Diversification Opportunities for Xero and Lery Seafood
0.12 | Correlation Coefficient |
Average diversification
The 3 months correlation between Xero and Lery is 0.12. Overlapping area represents the amount of risk that can be diversified away by holding Xero and Lery Seafood Group in the same portfolio, assuming nothing else is changed. The correlation between historical prices or returns on Lery Seafood Group and Xero is a relative statistical measure of the degree to which these equity instruments tend to move together. The correlation coefficient measures the extent to which returns on Xero are associated (or correlated) with Lery Seafood. Values of the correlation coefficient range from -1 to +1, where. The correlation of zero (0) is possible when the price movement of Lery Seafood Group has no effect on the direction of Xero i.e., Xero and Lery Seafood go up and down completely randomly.
Pair Corralation between Xero and Lery Seafood
Assuming the 90 days horizon Xero is expected to generate 1.15 times more return on investment than Lery Seafood.
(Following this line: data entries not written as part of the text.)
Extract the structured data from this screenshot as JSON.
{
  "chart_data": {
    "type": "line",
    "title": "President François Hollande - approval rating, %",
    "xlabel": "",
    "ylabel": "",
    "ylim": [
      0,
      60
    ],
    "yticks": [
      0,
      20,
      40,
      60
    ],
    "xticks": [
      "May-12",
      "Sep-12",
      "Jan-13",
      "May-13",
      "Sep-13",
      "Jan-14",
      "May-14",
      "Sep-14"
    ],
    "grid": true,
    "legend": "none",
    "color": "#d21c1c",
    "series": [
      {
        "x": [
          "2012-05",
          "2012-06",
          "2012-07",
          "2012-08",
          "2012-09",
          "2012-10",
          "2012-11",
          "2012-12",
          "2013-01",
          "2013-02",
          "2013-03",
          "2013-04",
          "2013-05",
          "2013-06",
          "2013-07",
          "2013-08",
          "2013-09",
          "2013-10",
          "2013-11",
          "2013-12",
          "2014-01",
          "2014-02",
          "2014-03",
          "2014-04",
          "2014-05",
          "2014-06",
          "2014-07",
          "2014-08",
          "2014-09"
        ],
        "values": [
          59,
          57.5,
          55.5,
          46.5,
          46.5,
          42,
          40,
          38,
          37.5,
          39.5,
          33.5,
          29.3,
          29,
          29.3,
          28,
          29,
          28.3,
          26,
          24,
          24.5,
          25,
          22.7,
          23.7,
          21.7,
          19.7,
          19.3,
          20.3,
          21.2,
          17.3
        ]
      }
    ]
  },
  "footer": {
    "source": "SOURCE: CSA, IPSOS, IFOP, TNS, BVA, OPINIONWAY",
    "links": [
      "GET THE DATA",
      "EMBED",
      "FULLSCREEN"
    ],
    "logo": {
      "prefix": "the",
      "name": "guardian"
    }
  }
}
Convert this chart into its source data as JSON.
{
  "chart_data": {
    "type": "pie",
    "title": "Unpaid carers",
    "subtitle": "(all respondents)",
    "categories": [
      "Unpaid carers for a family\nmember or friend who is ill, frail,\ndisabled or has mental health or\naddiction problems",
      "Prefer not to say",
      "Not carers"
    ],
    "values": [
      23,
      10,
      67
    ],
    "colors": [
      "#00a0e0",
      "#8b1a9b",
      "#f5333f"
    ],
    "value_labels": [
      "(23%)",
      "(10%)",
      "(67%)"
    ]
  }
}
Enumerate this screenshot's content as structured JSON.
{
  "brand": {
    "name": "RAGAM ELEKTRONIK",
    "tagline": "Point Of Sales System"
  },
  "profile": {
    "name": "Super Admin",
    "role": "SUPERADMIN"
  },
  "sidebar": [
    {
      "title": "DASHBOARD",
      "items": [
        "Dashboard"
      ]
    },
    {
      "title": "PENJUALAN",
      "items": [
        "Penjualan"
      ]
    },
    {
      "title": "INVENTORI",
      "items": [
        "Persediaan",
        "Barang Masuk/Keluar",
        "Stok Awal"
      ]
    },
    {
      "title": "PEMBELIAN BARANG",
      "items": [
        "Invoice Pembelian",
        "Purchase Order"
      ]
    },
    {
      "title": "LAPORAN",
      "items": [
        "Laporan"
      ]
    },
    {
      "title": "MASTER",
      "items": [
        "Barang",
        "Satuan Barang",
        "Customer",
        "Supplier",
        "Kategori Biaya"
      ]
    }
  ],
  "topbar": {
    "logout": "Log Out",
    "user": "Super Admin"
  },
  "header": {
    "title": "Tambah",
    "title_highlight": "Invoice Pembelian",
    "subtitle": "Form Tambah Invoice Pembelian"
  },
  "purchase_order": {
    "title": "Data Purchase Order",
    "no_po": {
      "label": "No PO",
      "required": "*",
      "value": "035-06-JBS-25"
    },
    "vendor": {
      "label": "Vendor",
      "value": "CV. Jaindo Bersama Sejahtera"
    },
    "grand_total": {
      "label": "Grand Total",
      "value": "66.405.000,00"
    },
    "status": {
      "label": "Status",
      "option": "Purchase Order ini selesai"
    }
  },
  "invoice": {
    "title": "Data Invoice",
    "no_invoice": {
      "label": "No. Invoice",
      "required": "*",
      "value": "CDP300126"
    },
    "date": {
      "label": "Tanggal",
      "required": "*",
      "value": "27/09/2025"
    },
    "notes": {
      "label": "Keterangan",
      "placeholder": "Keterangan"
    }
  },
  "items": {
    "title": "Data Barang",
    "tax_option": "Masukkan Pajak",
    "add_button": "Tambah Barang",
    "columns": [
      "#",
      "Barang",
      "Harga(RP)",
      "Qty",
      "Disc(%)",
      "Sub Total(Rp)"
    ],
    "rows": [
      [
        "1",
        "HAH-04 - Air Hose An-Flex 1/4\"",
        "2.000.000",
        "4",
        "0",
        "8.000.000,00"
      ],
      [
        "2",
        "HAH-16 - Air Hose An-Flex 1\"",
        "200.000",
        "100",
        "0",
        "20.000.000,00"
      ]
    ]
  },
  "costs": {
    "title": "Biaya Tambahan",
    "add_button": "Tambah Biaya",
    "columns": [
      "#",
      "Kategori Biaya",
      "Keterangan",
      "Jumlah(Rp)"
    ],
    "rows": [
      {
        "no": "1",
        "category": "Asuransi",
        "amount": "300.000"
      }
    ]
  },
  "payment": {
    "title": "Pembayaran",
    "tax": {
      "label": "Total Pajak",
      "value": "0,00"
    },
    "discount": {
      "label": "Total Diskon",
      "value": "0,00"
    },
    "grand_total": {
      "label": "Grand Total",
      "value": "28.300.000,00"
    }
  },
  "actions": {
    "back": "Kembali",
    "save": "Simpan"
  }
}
However, Xero is 1.15 times more volatile than Lery Seafood Group. It trades about -0.13 of its potential returns per unit of risk. Lery Seafood Group is currently generating about -0.18 per unit of risk. If you would invest 10,800 in Xero on October 10, 2024 and sell it today you would lose (500.00) from holding Xero or give up 4.63% of portfolio value over 90 days.
Time Period | 3 Months [change] |
Direction | Moves Together |
Strength | Insignificant |
Accuracy | 100.0% |
Values | Daily Returns |
Xero vs. Lery Seafood Group
Performance |
Timeline |
Xero |
Lery Seafood Group |
Xero and Lery Seafood Volatility Contrast
Predicted Return Density |
Returns |
Pair Trading with Xero and Lery Seafood
The main advantage of trading using opposite Xero and Lery Seafood positions is that it hedges away some unsystematic risk. Because of two separate transactions, even if Xero position performs unexpectedly, Lery Seafood can make up some of the losses. Pair trading also minimizes risk from directional movements in the market. For example, if an entire industry or sector drops because of unexpected headlines, the short position in Lery Seafood will offset losses from the drop in Lery Seafood's long position.Xero vs. FORMPIPE SOFTWARE AB | Xero vs. Constellation Software | Xero vs. ASURE SOFTWARE | Xero vs. American Public Education |
Lery Seafood vs. Mowi ASA | Lery Seafood vs. LEROY SEAFOOD GRUNSPADR | Lery Seafood vs. Yihai International Holding | Lery Seafood vs. Lery Seafood Group |
Check out your portfolio center.Note that this page's information should be used as a complementary analysis to find the right mix of equity instruments to add to your existing portfolios or create a brand new portfolio. You can also try the Correlation Analysis module to reduce portfolio risk simply by holding instruments which are not perfectly correlated.